McGuigan: Got to be on point against Zurdo’s granite chin

- A peek behind the curtain! CBS’ head trainer Shane McGuigan told BBC’s Steve Bunce: “We need a little bit of what [Dmitry] Bivol did, also mix it in with [Arsen] Goulamirian – he had success, just got hung up on his power. It’s down to us to fight at a slightly higher tempo, Chris has always favoured [doing that] against bigger guys and outworked them, it’ll be nullified against someone coming up from 175lbs so we’ve gotta be really on point.”
- Gilberto ‘Zurdo’ Ramirez began his career at middleweight and kept moving up weights since being outboxed by long-reigning WBA light-heavyweight champ Dmitry Bivol in their Abu Dhabi showdown (Nov. 2022). He outworked Arsen Goulamirian to win WBA honours on March 31
- Billam-Smith vs. Ramirez headlines a six-fight card in Riyadh, Saudi Arabia this weekend. The winner is widely expected to box IBF champion Jai Opetaia at some stage in 2025 as the division nears its first undisputed champion since Oleksandr Usyk departed the 200lb weight class in 2019
CHRIS Billam-Smith’s inspiring rise was complete in May last year, when he dethroned a former sparring partner and stablemate in Lawrence Okolie to win the WBO cruiserweight world championship among home comforts on the south Coast.
Yet on he went, contrasting title defences against Mateusz Masternak and then embracing the enemy moniker against Richard Riakporhe to avenge a defeat five years later, the Bournemouth man has achieved far more than many expected.
This weekend, he faces an even tougher ask in newly-crowned WBA champion Gilberto ‘Zurdo’ Ramirez and most expect he’ll return home as a former champion looking to rebuild. Yet as his trainer Shane McGuigan contextualised in conversation with BBC’s Steve Bunce, the hard work means this opportunity is no accident.
“For a guy that came to me with not much of an extensive amateur career, he was a relative unknown so we didn’t really put any boundaries, limitations or expectations on what we believed he would achieve.

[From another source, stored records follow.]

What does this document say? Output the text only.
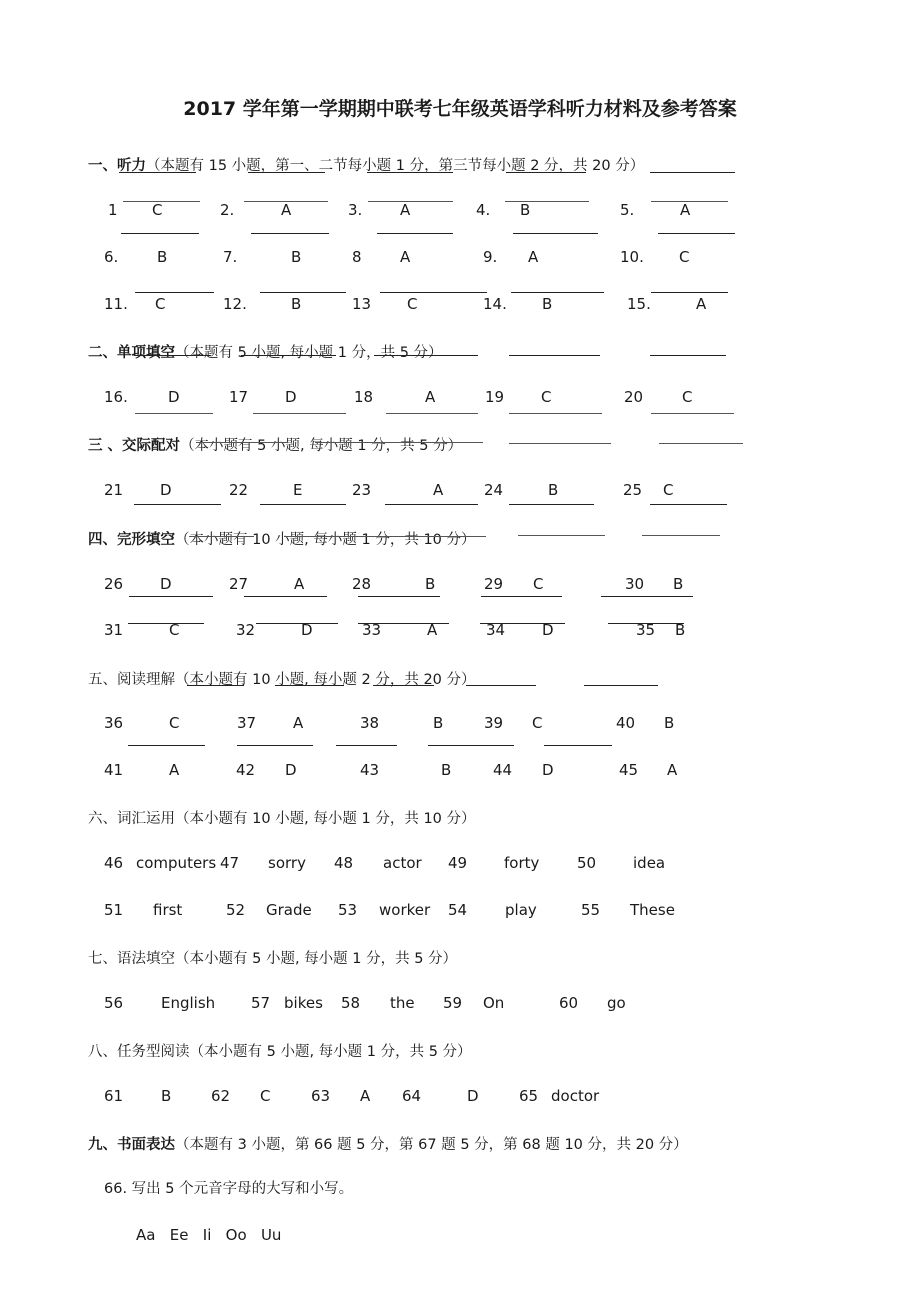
2017 学年第一学期期中联考七年级英语学科听力材料及参考答案
一、听力（本题有 15 小题，第一、二节每小题 1 分，第三节每小题 2 分，共 20 分）
二、单项填空（本题有 5 小题, 每小题 1 分，共 5 分）
三 、交际配对（本小题有 5 小题, 每小题 1 分，共 5 分）
四、完形填空（本小题有 10 小题, 每小题 1 分，共 10 分）
五、阅读理解（本小题有 10 小题, 每小题 2 分，共 20 分）
六、词汇运用（本小题有 10 小题, 每小题 1 分，共 10 分）
七、语法填空（本小题有 5 小题, 每小题 1 分，共 5 分）
八、任务型阅读（本小题有 5 小题, 每小题 1 分，共 5 分）
九、书面表达（本题有 3 小题，第 66 题 5 分，第 67 题 5 分，第 68 题 10 分，共 20 分）
1 C	2.	A	3.	A	4. B	5.	A
6.	B	7.	B	8	A	9. A	10. C
11. C	12.	B	13 C	14. B	15.	A
16.	D	17 D	18	A	19 C	20	C
21 D	22	E	23	A	24	B	25 C
26 D	27	A	28	B	29 C	30 B
31	C	32	D	33	A	34 D	35 B
36	C	37 A	38	B	39 C	40 B
41	A	42 D	43	B	44 D	45 A
46 computers 47 sorry 48 actor 49 forty	50 idea
51 first	52 Grade 53 worker 54	play	55 These
56	English 57 bikes 58 the 59 On	60 go
61	B	62 C	63 A 64	D	65 doctor
66. 写出 5 个元音字母的大写和小写。
Aa   Ee   Ii   Oo   Uu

Now, he’s boxing a unification fight in Saudi Arabia. He’s taken it in stride, doubled down extra hard to get to this position, worked harder than all of them to get to where he’s got. His excelling trait is mindset and dedicating himself to his craft – great athleticism and a big athlete yes, but it’s earned, not given.”
At the time of Ramirez’s wide unanimous decision defeat by then-WBA light-heavyweight champion Dmitry Bivol, two years ago this month, I wrote:
Bivol ended his 2022 by making a 44-0 challenger – a former super-middleweight world champion – look ordinary and by his own admission, could’ve been better.

The reason why I cast some serious pre-fight doubt about Ramirez’s ability to match and potentially topple Bivol was partly his strength of schedule. Rewatching fight tape from recent bouts and you could see some glaring tendencies, without needing to look too hard, there to be exploited. Defensively and in attack.
Jesse Hart said Zurdo doesn’t like pressure. Who does? Wearing on a bigger man, making him miss and staying out of range while peppering him with clean shots, watching him second-guess himself, that’s one way to make him feel hard done by.
Since that night, Ramirez took time out to lick his wounds and began re-inventing himself as a fully-fledged cruiserweight, having struggled to make the 175lb limit four months later. Now, he’s more settled and technical defiencies less obvious against physically bigger opposition where his previous strengths are more obvious.
He pitched a near shutout over ten rounds against former WBO light-heavyweight titleholder Joe Smith Jr last October and the 33-year-old southpaw took advantage against an inactive champion in Arsen Goulamirian, who punches harder than Billam-Smith by McGuigan’s reckoning, but isn’t nearly as battle-hardened.
“Zurdo has been pro a long time, started at a lighter weight but has really filled into the weight category. He’s not a massive 200lber but gonna be solid, fights at a higher tempo than most, got a granite chin and used to being in there with decent punchers… never been stopped, recovers well after being hurt.”